Remi asintió, su mirada todavía puesta en la mujer.
—Las muletas. La derecha está una medida más baja.
—¿Y?
—Dilo de otra manera: su paso no es una batalla de rivales —respondió, con el rostro iluminado—. Eso es, ven. —Fue a paso rápido por el sendero hasta donde se ensanchaba delante de la capilla y se detuvo junto a la cerca, para asegurarse de que no había nadie que pudiese oírlos. Se apresuró a escribir en la pantalla del iPhone—. ¡Ya está! ¡Lo tengo! ¿Has oído hablar de la Liga Jónica: la antigua Grecia, una confederación de Estados formados después de las guerras Médicas?
—Sí.
—Uno de los miembros de la Liga Jónica era la isla de Samos: el lugar del nacimiento del genio de Samos, también conocido como Pitágoras. Ya sabes, el padre del triángulo.
—No te sigo.
—Las muletas de la mujer… Una es más corta que la otra. Si le das rienda suelta a la imaginación, forman un triángulo escaleno: dos lados desiguales.
Sam sonrió, complacido al entenderlo.
—Pitágoras era el padre del triangulo isósceles. Dos lados iguales…
—Sus zancadas una batalla de rivales —citó Remi de nuevo.
—Así que estamos buscando un triángulo isósceles.
—Así es. Con toda probabilidad señalado con el sello de la cigarra de Laurent. Eso nos deja una frase: «Un trío de quoins, el cuarto perdido, indicará el camino a Frigisinga».
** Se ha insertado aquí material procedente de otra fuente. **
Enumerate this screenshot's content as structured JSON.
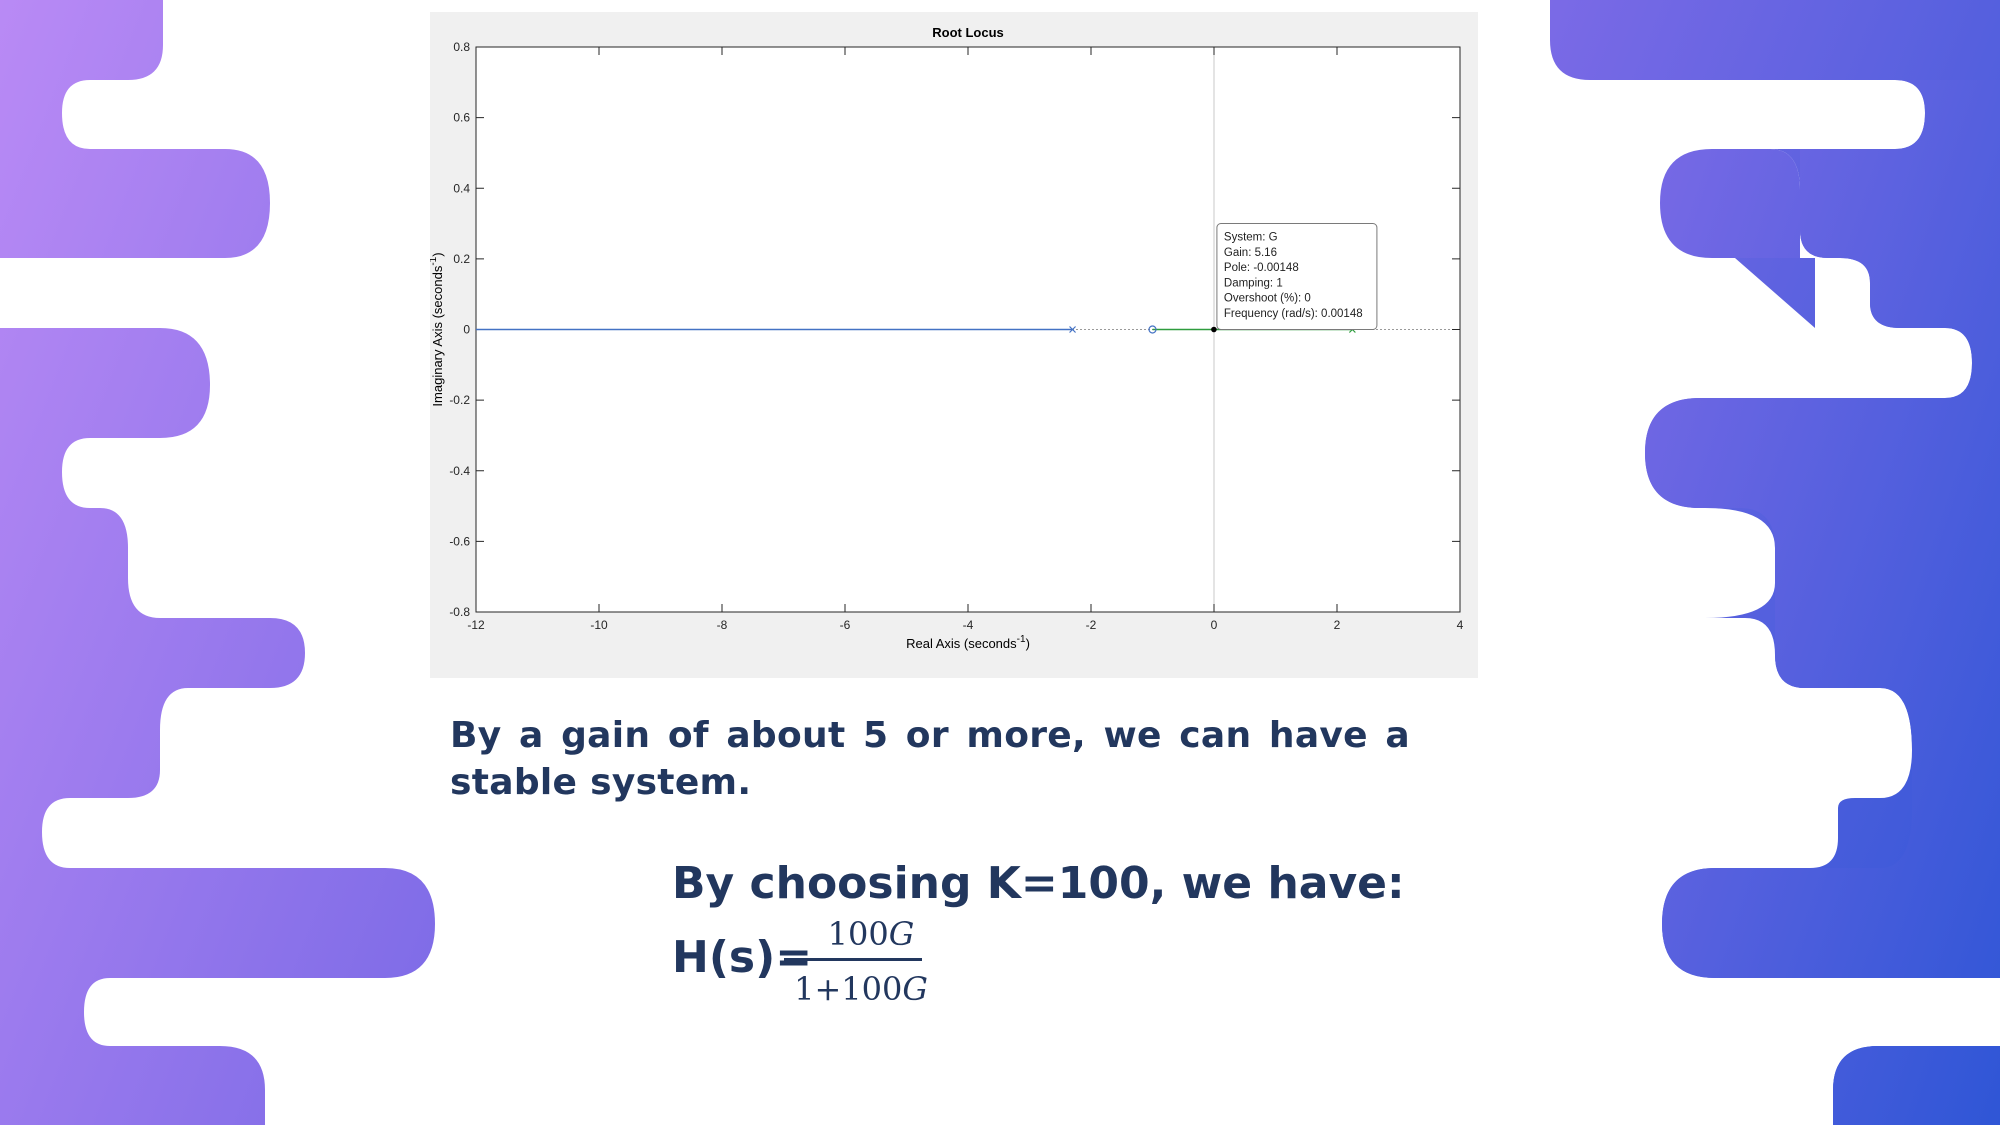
{
  "colors": {
    "gradient_start": "#b98af5",
    "gradient_mid": "#7b6ae6",
    "gradient_end": "#2f56d6",
    "text": "#22375e",
    "panel_bg": "#f0f0f0",
    "locus_line": "#4472c4",
    "locus_green": "#2e9c3e"
  },
  "chart_data": {
    "type": "scatter",
    "title": "Root Locus",
    "xlabel": "Real Axis (seconds",
    "xlabel_sup": "-1",
    "ylabel": "Imaginary Axis (seconds",
    "ylabel_sup": "-1",
    "xlim": [
      -12,
      4
    ],
    "ylim": [
      -0.8,
      0.8
    ],
    "xticks": [
      "-12",
      "-10",
      "-8",
      "-6",
      "-4",
      "-2",
      "0",
      "2",
      "4"
    ],
    "yticks": [
      "0.8",
      "0.6",
      "0.4",
      "0.2",
      "0",
      "-0.2",
      "-0.4",
      "-0.6",
      "-0.8"
    ],
    "grid": false,
    "series": [
      {
        "kind": "line",
        "x": [
          -12,
          -2.3
        ],
        "y": [
          0,
          0
        ]
      },
      {
        "kind": "line",
        "x": [
          -1,
          2.25
        ],
        "y": [
          0,
          0
        ]
      }
    ],
    "poles": [
      {
        "x": -2.3,
        "y": 0
      },
      {
        "x": 2.25,
        "y": 0
      }
    ],
    "zeros": [
      {
        "x": -1,
        "y": 0
      }
    ],
    "selected_point": {
      "x": -0.00148,
      "y": 0
    },
    "datatip": [
      "System: G",
      "Gain: 5.16",
      "Pole: -0.00148",
      "Damping: 1",
      "Overshoot (%): 0",
      "Frequency (rad/s): 0.00148"
    ]
  },
  "text": {
    "stable_note": "By a gain of about 5 or more, we can have a stable system.",
    "choose_k": "By choosing K=100, we have:",
    "formula_lhs": "H(s)=",
    "formula_num": "100𝐺",
    "formula_den": "1+100𝐺"
  }
}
Sam miró por encima del hombro y observó a la multitud hasta que vio a Jolkov, que caminaba por la zona de desembarque. Sus hombres no estarían muy lejos. Sam ya estaba a punto de volverse cuando vio a Jolkov sacar una Blackberry del bolsillo y mirar la pantalla. Levantó la cabeza, miró alrededor y luego le hizo un gesto a alguien de entre la multitud. Diez segundos más tarde, sus tres compañeros lo rodeaban. Después de una breve conversación, dos de ellos volvieron a toda prisa al muelle. Jolkov y el otro fueron hacia el sendero de la capilla.
—Mordió el cebo —dijo Remi.
—Pero no está enganchado del todo. Es lo que me temía. La pregunta es: ¿cuándo se dará cuenta de lo obvio?
—¿Qué es?
—Que nos tiene atrapados. No tienen más que quedarse en el muelle y esperar nuestro regreso.